One is a large vertical composition from the early 1960s depicting a Maine swimming beach with pine trees and puffy clouds running through a crescent of purple sand surrounding a small facade painted in contrasting acid tones of yellow, green and turquoise.
Women in trendy swimwear wade in knee-deep water with young children while older children play in the sand in the foreground.
With its nods to modern life and fashion, New England flavor, and its quintessential French character, the painting is comparable to contemporary works by New York-based artists such as Fairfield Porter and Alex Katzky who later painted similar subjects.
But while Katz and Porter sought national fame by distilling their work through a rigorous process of stylistic refinement and a greater focus on substance, O’Sickey settled into a routine that, while certainly productive, lacked the same intellectual subtlety.
Also of note in the show is another large vertical composition from the 1960s, a semi-abstract painting of a peacock at Cleveland’s Brookside Zoo, and later the Metroparks Zoo. O’Sickey evokes exotic birds in jagged black shapes arranged in a field of deep blue—an approach that derives heavily from Matisse’s collage cutouts of the 1950s.

Works by the late Joseph Oskey are on display at Wolves in Beechwood in March.Stephen Litt, cleveland.com
Close to greatness
The secret to O’Sickey’s art is that while he was close to greatness, he was never able to take the leap himself.
During the 1950s, Algesa befriended a young man named Roy Lichtenstein, who had moved to Cleveland after graduating from Ohio State University under the legendary Professor Hoyt Sherman.
The O’Sickeys introduced Lichtenstein to Isabel Wilson, an interior designer who worked on a gallery run by Algesa and whom Lichtenstein married in 1949.
Ideastream recently explored this history in an excellent documentary, “Isabelle and Roy” and the Wonderful Gallery at the Columbus Museum of Art last year traced the development of Liechtenstein, Ohio, in the 1950s.
At the time, before moving to New York and helping start the Pop Art movement, Lichtenstein explored themes based on American history, medieval knights, mechanical devices, planes, and other motifs that would later appear in his Pop paintings.
At the time, he filtered his subjects through primitive, primitive cubism, characterized by childlike artistry, rough handling of paint, and a dark palette of browns and greys.

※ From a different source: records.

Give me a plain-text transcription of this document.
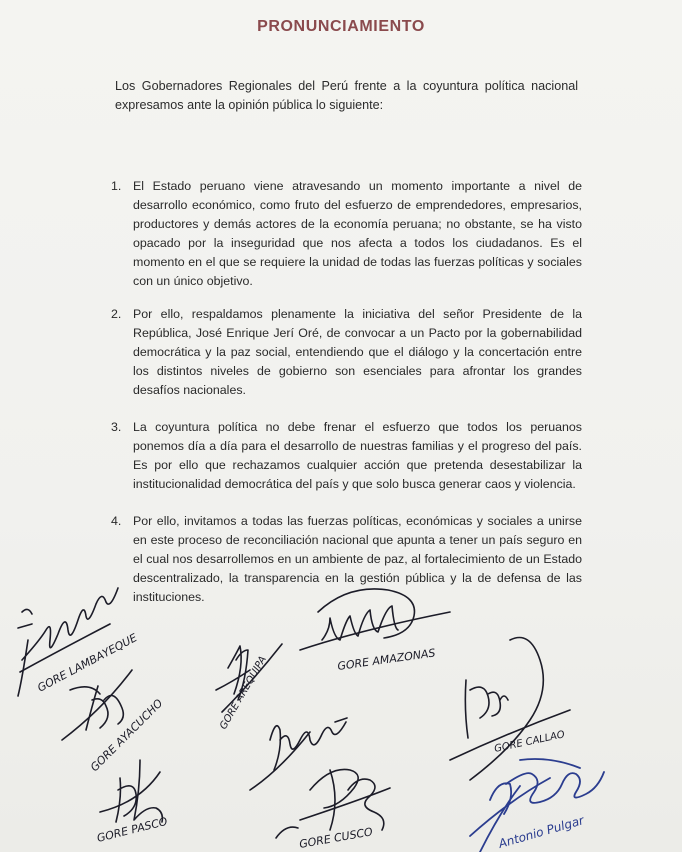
PRONUNCIAMIENTO
Los Gobernadores Regionales del Perú frente a la coyuntura política nacional expresamos ante la opinión pública lo siguiente:
1. El Estado peruano viene atravesando un momento importante a nivel de desarrollo económico, como fruto del esfuerzo de emprendedores, empresarios, productores y demás actores de la economía peruana; no obstante, se ha visto opacado por la inseguridad que nos afecta a todos los ciudadanos. Es el momento en el que se requiere la unidad de todas las fuerzas políticas y sociales con un único objetivo.
2. Por ello, respaldamos plenamente la iniciativa del señor Presidente de la República, José Enrique Jerí Oré, de convocar a un Pacto por la gobernabilidad democrática y la paz social, entendiendo que el diálogo y la concertación entre los distintos niveles de gobierno son esenciales para afrontar los grandes desafíos nacionales.
3. La coyuntura política no debe frenar el esfuerzo que todos los peruanos ponemos día a día para el desarrollo de nuestras familias y el progreso del país. Es por ello que rechazamos cualquier acción que pretenda desestabilizar la institucionalidad democrática del país y que solo busca generar caos y violencia.
4. Por ello, invitamos a todas las fuerzas políticas, económicas y sociales a unirse en este proceso de reconciliación nacional que apunta a tener un país seguro en el cual nos desarrollemos en un ambiente de paz, al fortalecimiento de un Estado descentralizado, la transparencia en la gestión pública y la de defensa de las instituciones.
GORE LAMBAYEQUE
GORE AYACUCHO
GORE PASCO
GORE AREQUIPA	GORE AMAZONAS
GORE CALLAO
GORE CUSCO	Antonio Pulgar
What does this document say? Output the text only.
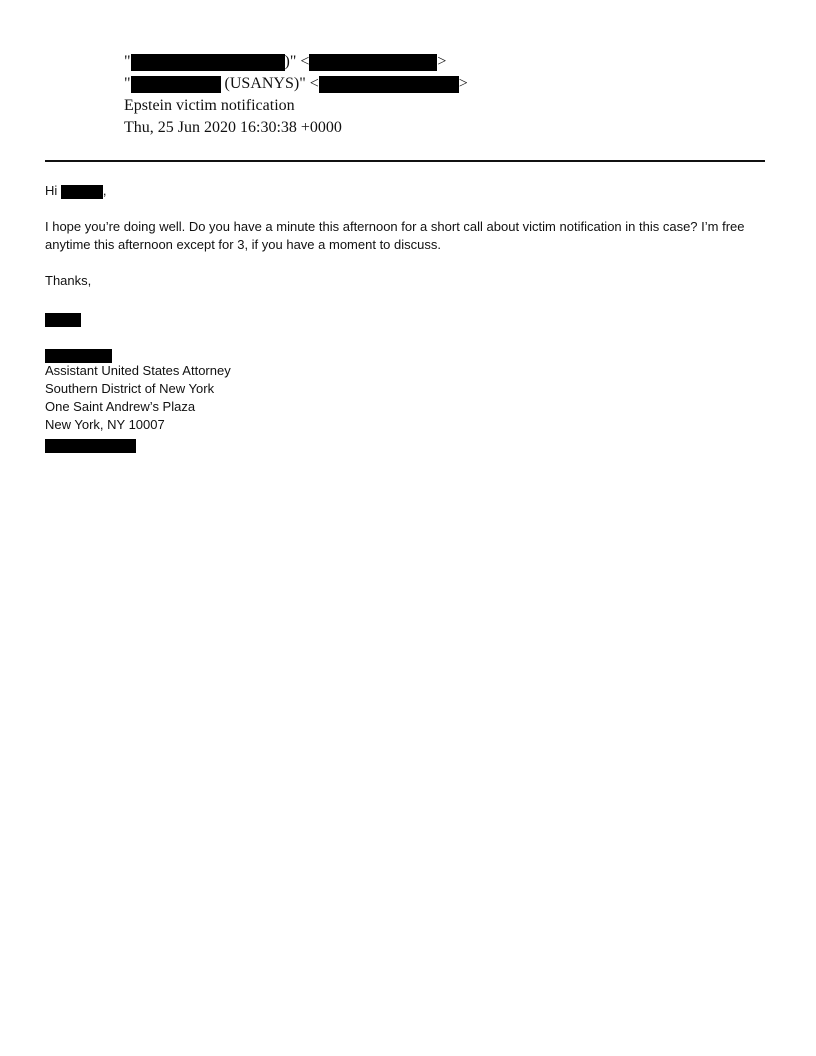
"	)" <	>
"	(USANYS)" <	>
Epstein victim notification
Thu, 25 Jun 2020 16:30:38 +0000
Hi	,

I hope you’re doing well. Do you have a minute this afternoon for a short call about victim notification in this case? I’m free anytime this afternoon except for 3, if you have a moment to discuss.

Thanks,
Assistant United States Attorney
Southern District of New York
One Saint Andrew’s Plaza
New York, NY 10007
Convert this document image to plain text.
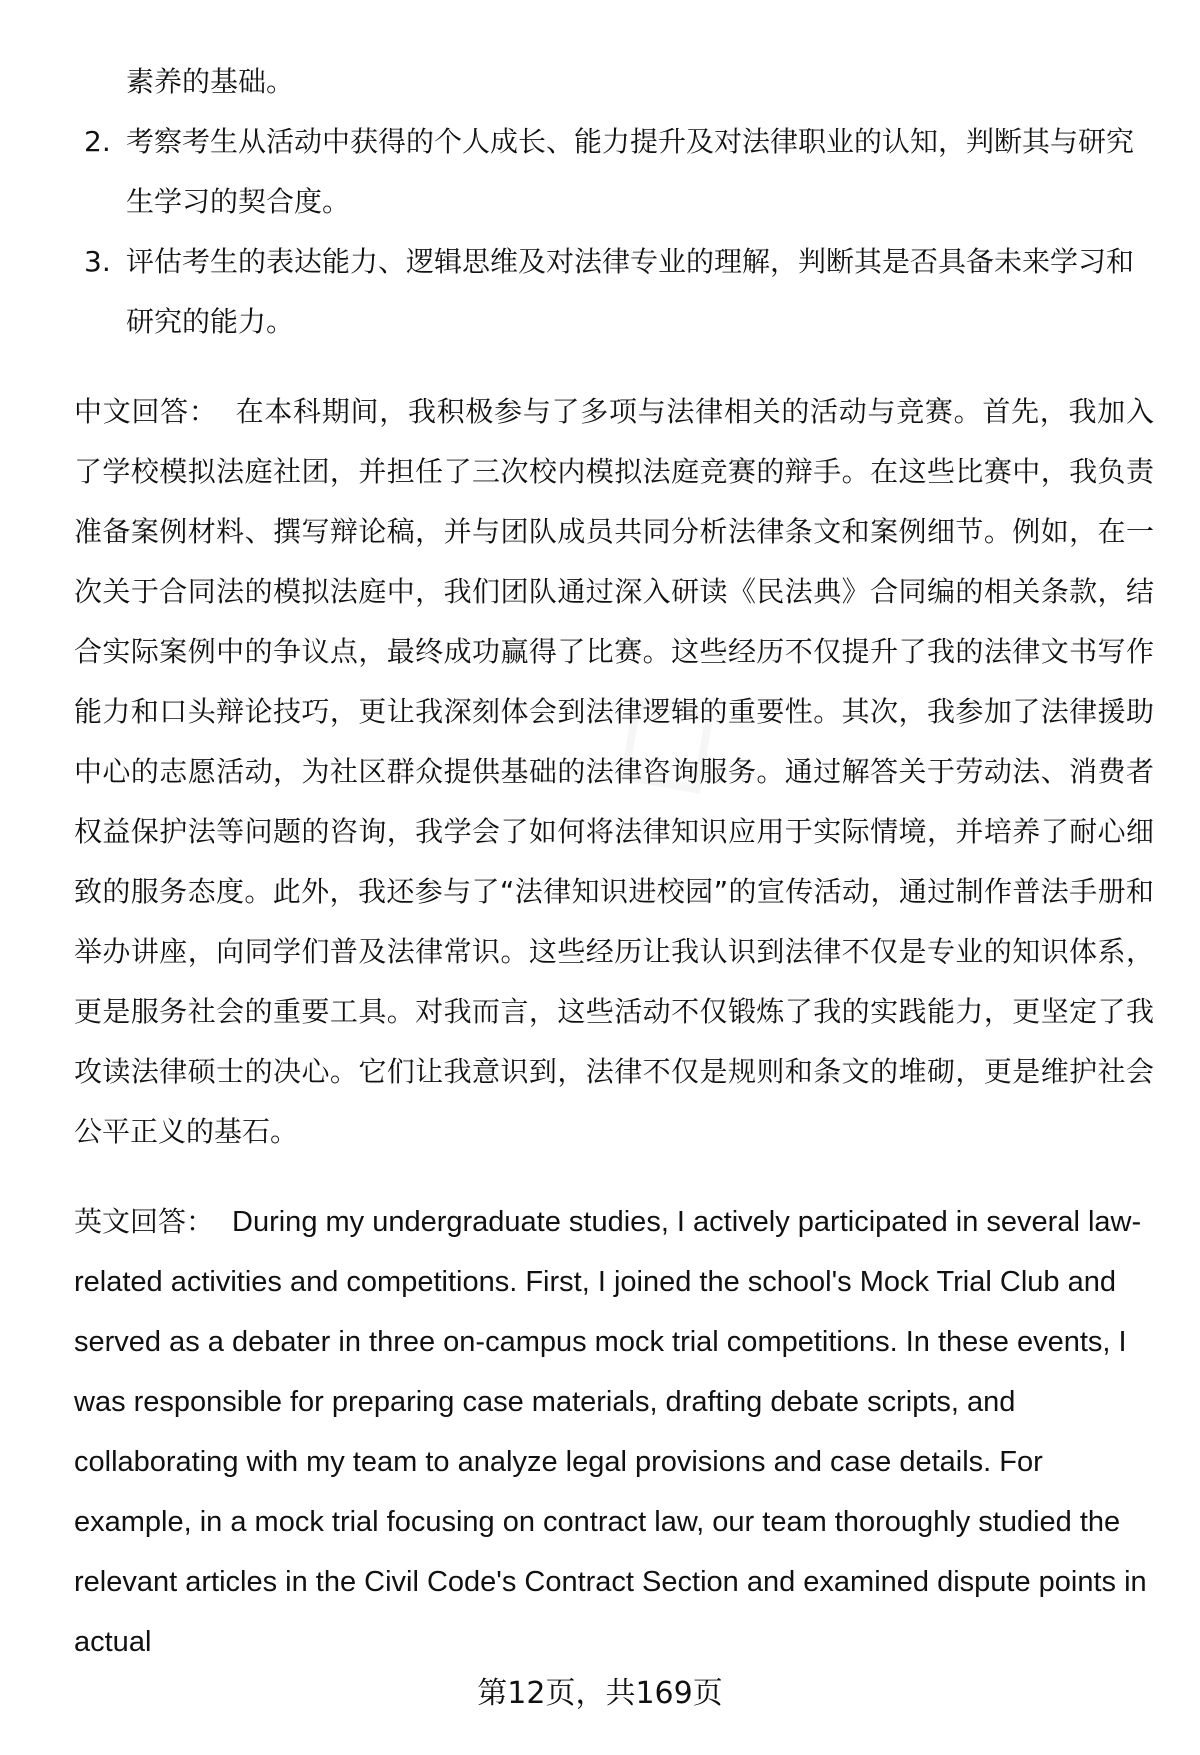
素养的基础。
2. 考察考生从活动中获得的个人成长、能力提升及对法律职业的认知，判断其与研究生学习的契合度。
3. 评估考生的表达能力、逻辑思维及对法律专业的理解，判断其是否具备未来学习和研究的能力。

中文回答： 在本科期间，我积极参与了多项与法律相关的活动与竞赛。首先，我加入了学校模拟法庭社团，并担任了三次校内模拟法庭竞赛的辩手。在这些比赛中，我负责准备案例材料、撰写辩论稿，并与团队成员共同分析法律条文和案例细节。例如，在一次关于合同法的模拟法庭中，我们团队通过深入研读《民法典》合同编的相关条款，结合实际案例中的争议点，最终成功赢得了比赛。这些经历不仅提升了我的法律文书写作能力和口头辩论技巧，更让我深刻体会到法律逻辑的重要性。其次，我参加了法律援助中心的志愿活动，为社区群众提供基础的法律咨询服务。通过解答关于劳动法、消费者权益保护法等问题的咨询，我学会了如何将法律知识应用于实际情境，并培养了耐心细致的服务态度。此外，我还参与了“法律知识进校园”的宣传活动，通过制作普法手册和举办讲座，向同学们普及法律常识。这些经历让我认识到法律不仅是专业的知识体系，更是服务社会的重要工具。对我而言，这些活动不仅锻炼了我的实践能力，更坚定了我攻读法律硕士的决心。它们让我意识到，法律不仅是规则和条文的堆砌，更是维护社会公平正义的基石。

英文回答： During my undergraduate studies, I actively participated in several law-related activities and competitions. First, I joined the school's Mock Trial Club and served as a debater in three on-campus mock trial competitions. In these events, I was responsible for preparing case materials, drafting debate scripts, and collaborating with my team to analyze legal provisions and case details. For example, in a mock trial focusing on contract law, our team thoroughly studied the relevant articles in the Civil Code's Contract Section and examined dispute points in actual

第12页，共169页
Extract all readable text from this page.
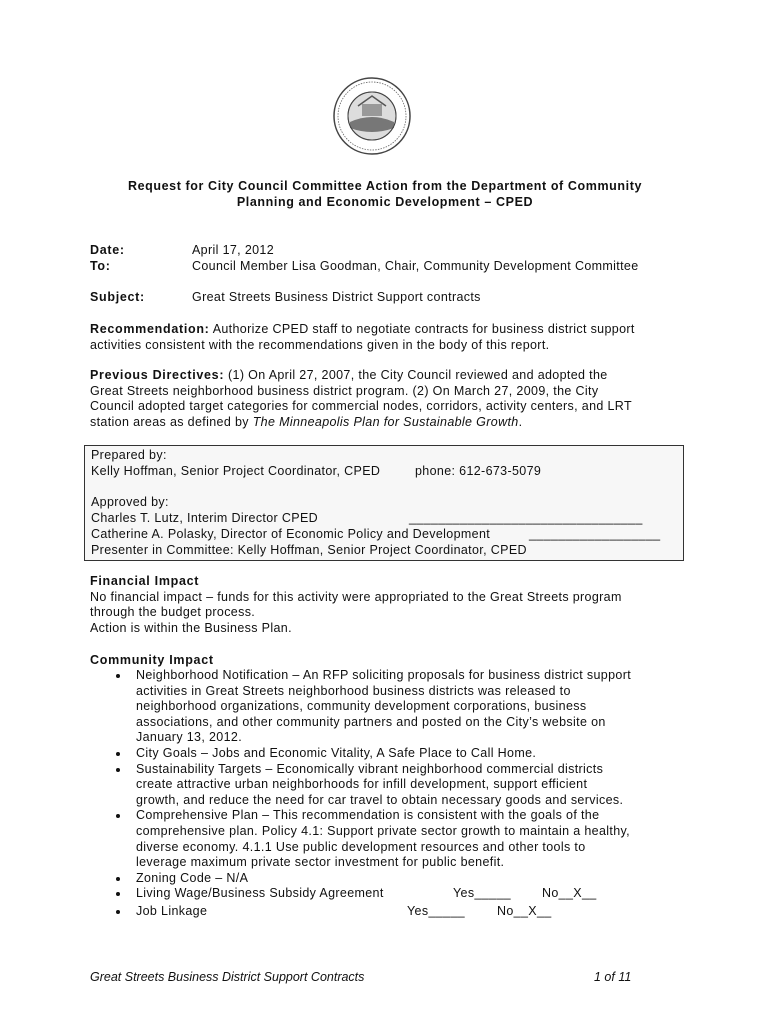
Request for City Council Committee Action from the Department of Community
Planning and Economic Development – CPED
Date:	April 17, 2012
To:	Council Member Lisa Goodman, Chair, Community Development Committee
Subject:	Great Streets Business District Support contracts
Recommendation: Authorize CPED staff to negotiate contracts for business district support
activities consistent with the recommendations given in the body of this report.
Previous Directives: (1) On April 27, 2007, the City Council reviewed and adopted the
Great Streets neighborhood business district program. (2) On March 27, 2009, the City
Council adopted target categories for commercial nodes, corridors, activity centers, and LRT
station areas as defined by The Minneapolis Plan for Sustainable Growth.
Prepared by:
Kelly Hoffman, Senior Project Coordinator, CPED	phone: 612-673-5079
Approved by:
Charles T. Lutz, Interim Director CPED	________________________________
Catherine A. Polasky, Director of Economic Policy and Development	__________________
Presenter in Committee: Kelly Hoffman, Senior Project Coordinator, CPED
Financial Impact
No financial impact – funds for this activity were appropriated to the Great Streets program
through the budget process.
Action is within the Business Plan.
Community Impact
Neighborhood Notification – An RFP soliciting proposals for business district support
activities in Great Streets neighborhood business districts was released to
neighborhood organizations, community development corporations, business
associations, and other community partners and posted on the City’s website on
January 13, 2012.
City Goals – Jobs and Economic Vitality, A Safe Place to Call Home.
Sustainability Targets – Economically vibrant neighborhood commercial districts
create attractive urban neighborhoods for infill development, support efficient
growth, and reduce the need for car travel to obtain necessary goods and services.
Comprehensive Plan – This recommendation is consistent with the goals of the
comprehensive plan. Policy 4.1: Support private sector growth to maintain a healthy,
diverse economy. 4.1.1 Use public development resources and other tools to
leverage maximum private sector investment for public benefit.
Zoning Code – N/A
Living Wage/Business Subsidy Agreement	Yes_____ No__X__
Job Linkage	Yes_____	No__X__
Great Streets Business District Support Contracts	1 of 11
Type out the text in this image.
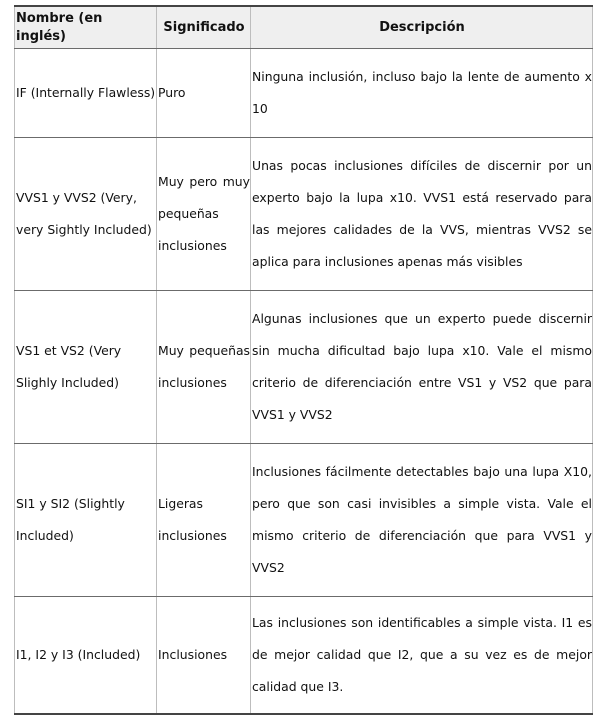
Nombre (en inglés)	Significado	Descripción
IF (Internally Flawless)	Puro	Ninguna inclusión, incluso bajo la lente de aumento x 10
VVS1 y VVS2 (Very, very Sightly Included)	Muy pero muy pequeñas inclusiones	Unas pocas inclusiones difíciles de discernir por un experto bajo la lupa x10. VVS1 está reservado para las mejores calidades de la VVS, mientras VVS2 se aplica para inclusiones apenas más visibles
VS1 et VS2 (Very Slighly Included)	Muy pequeñas inclusiones	Algunas inclusiones que un experto puede discernir sin mucha dificultad bajo lupa x10. Vale el mismo criterio de diferenciación entre VS1 y VS2 que para VVS1 y VVS2
SI1 y SI2 (Slightly Included)	Ligeras inclusiones	Inclusiones fácilmente detectables bajo una lupa X10, pero que son casi invisibles a simple vista. Vale el mismo criterio de diferenciación que para VVS1 y VVS2
I1, I2 y I3 (Included)	Inclusiones	Las inclusiones son identificables a simple vista. I1 es de mejor calidad que I2, que a su vez es de mejor calidad que I3.
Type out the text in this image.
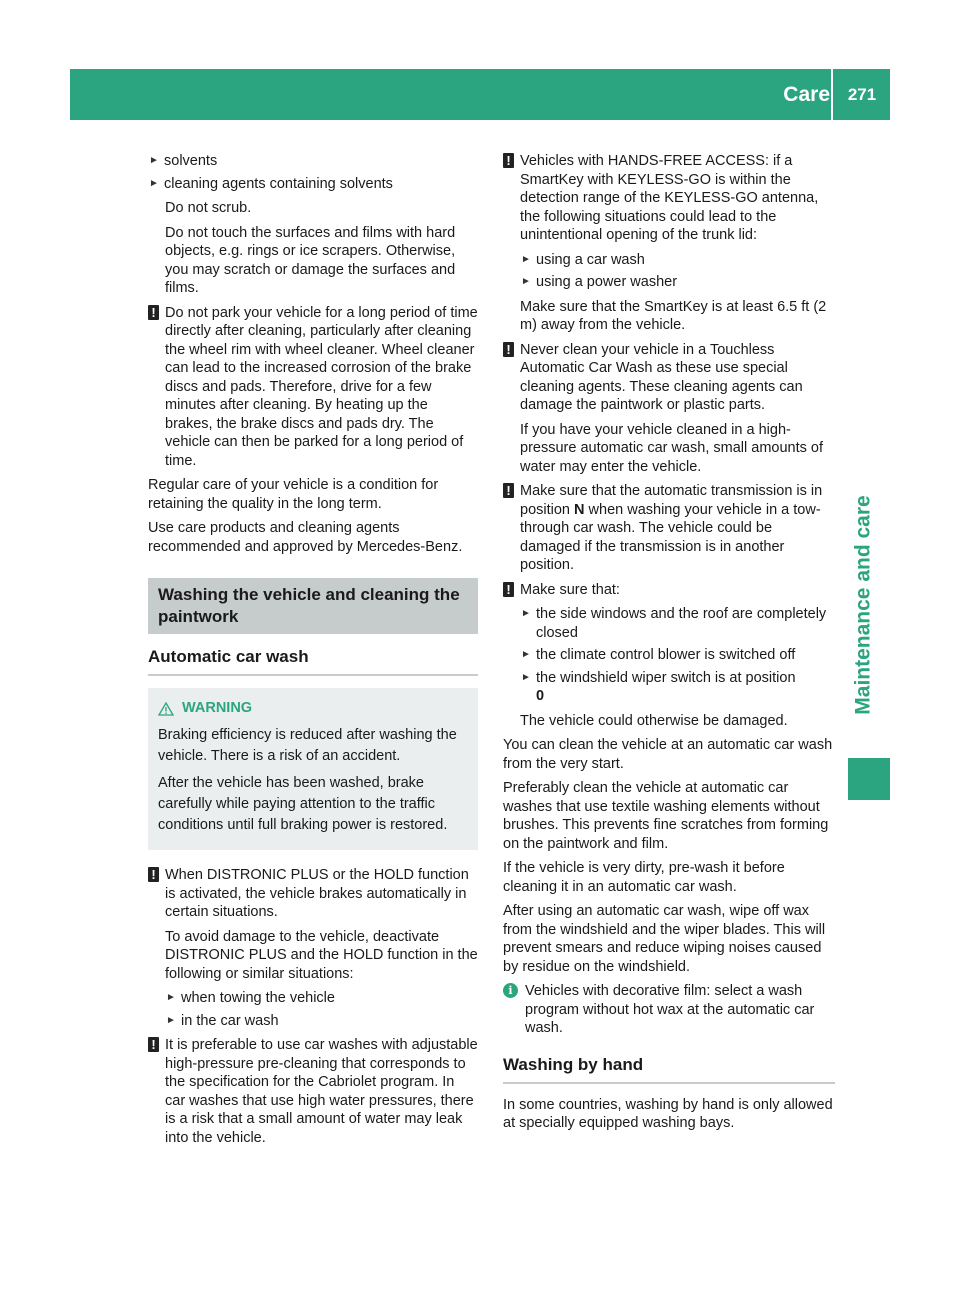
Care	271
Maintenance and care
► solvents
► cleaning agents containing solvents

Do not scrub.

Do not touch the surfaces and films with hard objects, e.g. rings or ice scrapers. Otherwise, you may scratch or damage the surfaces and films.

! Do not park your vehicle for a long period of time directly after cleaning, particularly after cleaning the wheel rim with wheel cleaner. Wheel cleaner can lead to the increased corrosion of the brake discs and pads. Therefore, drive for a few minutes after cleaning. By heating up the brakes, the brake discs and pads dry. The vehicle can then be parked for a long period of time.

Regular care of your vehicle is a condition for retaining the quality in the long term.

Use care products and cleaning agents recommended and approved by Mercedes-Benz.

Washing the vehicle and cleaning the paintwork
Automatic car wash
WARNING

Braking efficiency is reduced after washing the vehicle. There is a risk of an accident.

After the vehicle has been washed, brake carefully while paying attention to the traffic conditions until full braking power is restored.

! When DISTRONIC PLUS or the HOLD function is activated, the vehicle brakes automatically in certain situations.

To avoid damage to the vehicle, deactivate DISTRONIC PLUS and the HOLD function in the following or similar situations:

► when towing the vehicle
► in the car wash
! It is preferable to use car washes with adjustable high-pressure pre-cleaning that corresponds to the specification for the Cabriolet program. In car washes that use high water pressures, there is a risk that a small amount of water may leak into the vehicle.

! Vehicles with HANDS-FREE ACCESS: if a SmartKey with KEYLESS-GO is within the detection range of the KEYLESS-GO antenna, the following situations could lead to the unintentional opening of the trunk lid:

► using a car wash
► using a power washer

Make sure that the SmartKey is at least 6.5 ft (2 m) away from the vehicle.

! Never clean your vehicle in a Touchless Automatic Car Wash as these use special cleaning agents. These cleaning agents can damage the paintwork or plastic parts.

If you have your vehicle cleaned in a high-pressure automatic car wash, small amounts of water may enter the vehicle.

! Make sure that the automatic transmission is in position N when washing your vehicle in a tow-through car wash. The vehicle could be damaged if the transmission is in another position.

! Make sure that:

► the side windows and the roof are completely closed
► the climate control blower is switched off
► the windshield wiper switch is at position
0

The vehicle could otherwise be damaged.

You can clean the vehicle at an automatic car wash from the very start.

Preferably clean the vehicle at automatic car washes that use textile washing elements without brushes. This prevents fine scratches from forming on the paintwork and film.

If the vehicle is very dirty, pre-wash it before cleaning it in an automatic car wash.

After using an automatic car wash, wipe off wax from the windshield and the wiper blades. This will prevent smears and reduce wiping noises caused by residue on the windshield.

i Vehicles with decorative film: select a wash program without hot wax at the automatic car wash.

Washing by hand

In some countries, washing by hand is only allowed at specially equipped washing bays.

“The Horseman (Self-Portrait)”, c. 1951, by Roy Lichtenstein, illustrates the pseudo-naive approach adopted by the artist in the early 1950s.Cleveland Museum of Art, Roy Lichtenstein Estate.
Interestingly, as seen on Wolfs, O’Sickey himself gave Lichtenstein’s proto-style a whirlwind. In a 1950 gouache painting on paper called “The Sand Mine,” he reiterated Lichtenstein’s interest in mechanical devices.
But he didn’t seem to get what Liechtenstein was achieving, including refusing to settle in their technical comfort zone.

Works by the late Joseph Oskey are on display at Wolves in Beechwood in March.Stephen Litt, cleveland.com
As Oseki said in an interview I did in 2012, he and Lichtenstein felt the need to reject the orthodoxy of Abstract Expressionist painting, the dominant style of the 1950s.
After a day of touring New York galleries together, they got tired of seeing so many artists imitating the gestural brushwork of artists like Franz Kline and Willem de Kooning, or the drops and smudges of Jackson Pollock. They wanted to do whatever they wanted.
Lichtenstein eventually decided to imitate and parody contemporary comics, Disney cartoons, and advertising, adopting mechanical techniques such as Ben Day’s use of dots to distance his paintings from his personal sense of touch. It was a radical and revolutionary choice.
Osiecki went in a different, more traditional direction, based on his daily practice of making observational sketches.
“My feeling,” he said, “was that as long as I was making drawings in reaction to what I was seeing, I wasn’t interacting with anyone else’s work.” I felt that as long as I was in the process of drawing, there was no way my drawings could look like anyone else’s. »
In other words, O’Sickey slalomed while Lichtenstein slalomed and made history.